TAKEAWAY: While trademarks offer a useful shorthand to refer to well-known goods, patent practitioners should recognize the pitfalls of referencing trademarks in patent claims.

While complementary, patents and trademarks offer distinct IP protection. Utility and design patents protect functional and aesthetic aspects, respectively, of a product. Patent claims must particularly point out and distinctly claim the subject matter claimed in order to inform the public of the boundaries of protected subject matter. Trademarks and trade names are associated with the brand under which various products may be identified. Features of any given product may change while being represented by the same trademark or trade name.

Trademarks can immediately evoke specific product features, but incorporating trademarks in patent claims risk rendering the claims indefinite. The presence of a trademark or trade name in a patent claim is not, per se, improper under U.S. patent law (specifically 35 U.S.C. §112(b) or pre-AIA 35 U.S.C. §112, second paragraph). But USPTO guidelines explain that using trademarks and trade names as limitations to identify or describe a particular material or product is improper; see M.P.E.P. 2173.05(u).

There are few court decisions providing examples of permissible uses of trademarks in claims. In a 2007 district court case, PolyVision Corp. v. Smart Technol. Inc. (501 F. Supp.2d 1042 (W.D. Mich. 2007)), the court held that using the trademark Windows™ did not render the claims indefinite. The court referred to guidance from the Federal Circuit that “claims are generally construed so as to sustain their validity,” and determined that the claims at issue could be construed as limited to Microsoft Windows Version 3.0, the most recent version of Windows™ software and the only example described in the specification. Still, the patentee was warned that Windows™ “includes a number of programs that were not known or released until after [the patent application was filed] . . . [and patentee] may not claim the benefit of those programs.”
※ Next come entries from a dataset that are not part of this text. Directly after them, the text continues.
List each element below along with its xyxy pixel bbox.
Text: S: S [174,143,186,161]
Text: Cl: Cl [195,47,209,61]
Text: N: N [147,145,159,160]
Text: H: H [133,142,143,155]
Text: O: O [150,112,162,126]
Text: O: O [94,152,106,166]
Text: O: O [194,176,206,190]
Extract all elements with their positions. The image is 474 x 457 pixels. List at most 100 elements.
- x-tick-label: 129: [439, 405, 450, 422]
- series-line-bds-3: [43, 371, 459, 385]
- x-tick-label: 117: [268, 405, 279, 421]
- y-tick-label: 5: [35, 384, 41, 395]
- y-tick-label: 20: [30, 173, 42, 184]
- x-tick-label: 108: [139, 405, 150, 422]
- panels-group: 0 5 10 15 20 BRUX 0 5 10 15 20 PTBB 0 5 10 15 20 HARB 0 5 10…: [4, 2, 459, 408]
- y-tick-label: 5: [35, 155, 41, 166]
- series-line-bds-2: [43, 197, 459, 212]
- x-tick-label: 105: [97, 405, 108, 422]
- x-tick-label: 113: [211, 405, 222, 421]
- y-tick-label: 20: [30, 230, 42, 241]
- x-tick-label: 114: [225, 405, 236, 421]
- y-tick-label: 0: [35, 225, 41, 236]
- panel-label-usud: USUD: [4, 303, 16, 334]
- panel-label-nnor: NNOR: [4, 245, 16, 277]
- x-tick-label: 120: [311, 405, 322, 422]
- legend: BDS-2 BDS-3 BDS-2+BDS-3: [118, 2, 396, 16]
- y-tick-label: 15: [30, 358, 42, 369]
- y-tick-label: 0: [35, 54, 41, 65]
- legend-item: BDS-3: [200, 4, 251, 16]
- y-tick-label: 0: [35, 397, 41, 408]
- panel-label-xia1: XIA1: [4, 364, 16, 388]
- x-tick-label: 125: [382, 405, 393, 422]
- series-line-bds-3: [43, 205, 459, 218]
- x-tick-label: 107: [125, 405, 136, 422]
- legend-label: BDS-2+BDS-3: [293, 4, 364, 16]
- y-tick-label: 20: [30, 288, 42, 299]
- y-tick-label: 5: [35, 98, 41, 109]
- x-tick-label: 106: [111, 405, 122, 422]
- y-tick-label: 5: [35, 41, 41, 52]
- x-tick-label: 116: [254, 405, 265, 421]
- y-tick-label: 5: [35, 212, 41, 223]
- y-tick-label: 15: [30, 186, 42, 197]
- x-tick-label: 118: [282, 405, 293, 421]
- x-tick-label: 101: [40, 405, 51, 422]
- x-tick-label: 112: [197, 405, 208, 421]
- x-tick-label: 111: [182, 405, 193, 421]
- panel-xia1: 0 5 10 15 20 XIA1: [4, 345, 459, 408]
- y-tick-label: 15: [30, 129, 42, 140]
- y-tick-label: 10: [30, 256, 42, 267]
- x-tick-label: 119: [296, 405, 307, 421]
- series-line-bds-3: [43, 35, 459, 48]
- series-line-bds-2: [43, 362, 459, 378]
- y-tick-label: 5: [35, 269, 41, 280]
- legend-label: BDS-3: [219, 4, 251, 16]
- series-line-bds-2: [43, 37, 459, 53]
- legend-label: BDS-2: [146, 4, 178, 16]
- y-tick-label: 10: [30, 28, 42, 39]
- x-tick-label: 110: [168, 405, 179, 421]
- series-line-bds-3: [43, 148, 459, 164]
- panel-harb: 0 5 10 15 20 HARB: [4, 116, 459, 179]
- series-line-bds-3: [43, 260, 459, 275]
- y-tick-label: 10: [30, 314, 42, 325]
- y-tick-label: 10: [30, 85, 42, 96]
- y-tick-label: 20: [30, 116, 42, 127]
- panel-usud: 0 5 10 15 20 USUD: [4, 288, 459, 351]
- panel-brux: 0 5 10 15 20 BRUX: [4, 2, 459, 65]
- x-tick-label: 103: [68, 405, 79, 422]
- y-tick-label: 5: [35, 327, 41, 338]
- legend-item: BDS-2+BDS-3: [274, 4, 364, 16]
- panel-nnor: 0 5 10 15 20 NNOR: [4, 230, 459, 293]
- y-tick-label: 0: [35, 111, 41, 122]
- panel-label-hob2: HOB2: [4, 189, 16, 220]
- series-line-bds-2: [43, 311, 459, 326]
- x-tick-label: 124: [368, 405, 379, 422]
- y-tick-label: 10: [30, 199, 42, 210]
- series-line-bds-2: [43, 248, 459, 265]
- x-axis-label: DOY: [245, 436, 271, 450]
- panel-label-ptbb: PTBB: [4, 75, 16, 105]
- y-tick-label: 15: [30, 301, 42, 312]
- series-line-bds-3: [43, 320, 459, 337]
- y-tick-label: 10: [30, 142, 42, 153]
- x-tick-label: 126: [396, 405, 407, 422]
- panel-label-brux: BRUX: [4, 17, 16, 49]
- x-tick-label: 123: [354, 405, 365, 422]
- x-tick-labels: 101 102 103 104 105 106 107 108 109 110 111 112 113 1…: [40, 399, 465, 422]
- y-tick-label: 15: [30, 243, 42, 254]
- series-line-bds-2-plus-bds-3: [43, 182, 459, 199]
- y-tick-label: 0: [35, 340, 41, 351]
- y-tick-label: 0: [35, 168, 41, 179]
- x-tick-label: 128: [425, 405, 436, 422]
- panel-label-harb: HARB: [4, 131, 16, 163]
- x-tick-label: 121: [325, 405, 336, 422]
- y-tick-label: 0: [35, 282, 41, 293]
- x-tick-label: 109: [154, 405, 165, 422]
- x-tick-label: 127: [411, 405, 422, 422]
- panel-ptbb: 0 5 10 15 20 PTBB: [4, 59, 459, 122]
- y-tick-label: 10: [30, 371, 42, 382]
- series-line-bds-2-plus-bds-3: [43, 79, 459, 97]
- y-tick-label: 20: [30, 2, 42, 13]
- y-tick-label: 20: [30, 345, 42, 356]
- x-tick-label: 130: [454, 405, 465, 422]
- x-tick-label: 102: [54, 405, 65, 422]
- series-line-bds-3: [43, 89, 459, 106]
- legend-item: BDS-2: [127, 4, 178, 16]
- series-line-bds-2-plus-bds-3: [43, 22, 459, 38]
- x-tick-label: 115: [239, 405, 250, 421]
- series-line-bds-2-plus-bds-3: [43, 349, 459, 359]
There are more examples of improper uses of trademarks. In a 2021 post grant review (PGR) proceeding Galderma S.A. v. Medy-Tox, Inc. (PGR2019-00062), the USPTO Patent Trial and Appeal Board (PTAB) commented on a patentee’s motion to amend the claims to include the trademark BOTOX®. Galderma filed a petition challenging the validity of Medy-Tox’s patent US 10,143,728, in part arguing insufficient written description support for the claimed “animal-free botulinum composition” exhibiting a “longer lasting effect.” During the trial proceeding, Medy-Tox filed a motion that sought to cancel the claims in favor of substitute claims adding BOTOX® to the independent claim. The PTAB issued a rare sua sponte order giving notice that using a trademark to identify a particular material or product provided potential grounds for finding the claims indefinite. The PTAB ultimately denied Medy-Tox’s motion to amend on grounds that the proposed substitute claims did not satisfy written description and enablement requirements, without addressing the trademark. This case is currently under appeal before the Federal Circuit.

When drafting claims, patent practitioners should determine whether using a trademark or trade name is necessary, and if so, whether its meaning is sufficiently definite to inform the public the bounds of the claim. Even in cases where a trademark or trade name appears to have a specific, well known meaning, it may be helpful to consider including a definition in the patent specification and/or claim the subject matter in a different way as a back-up position.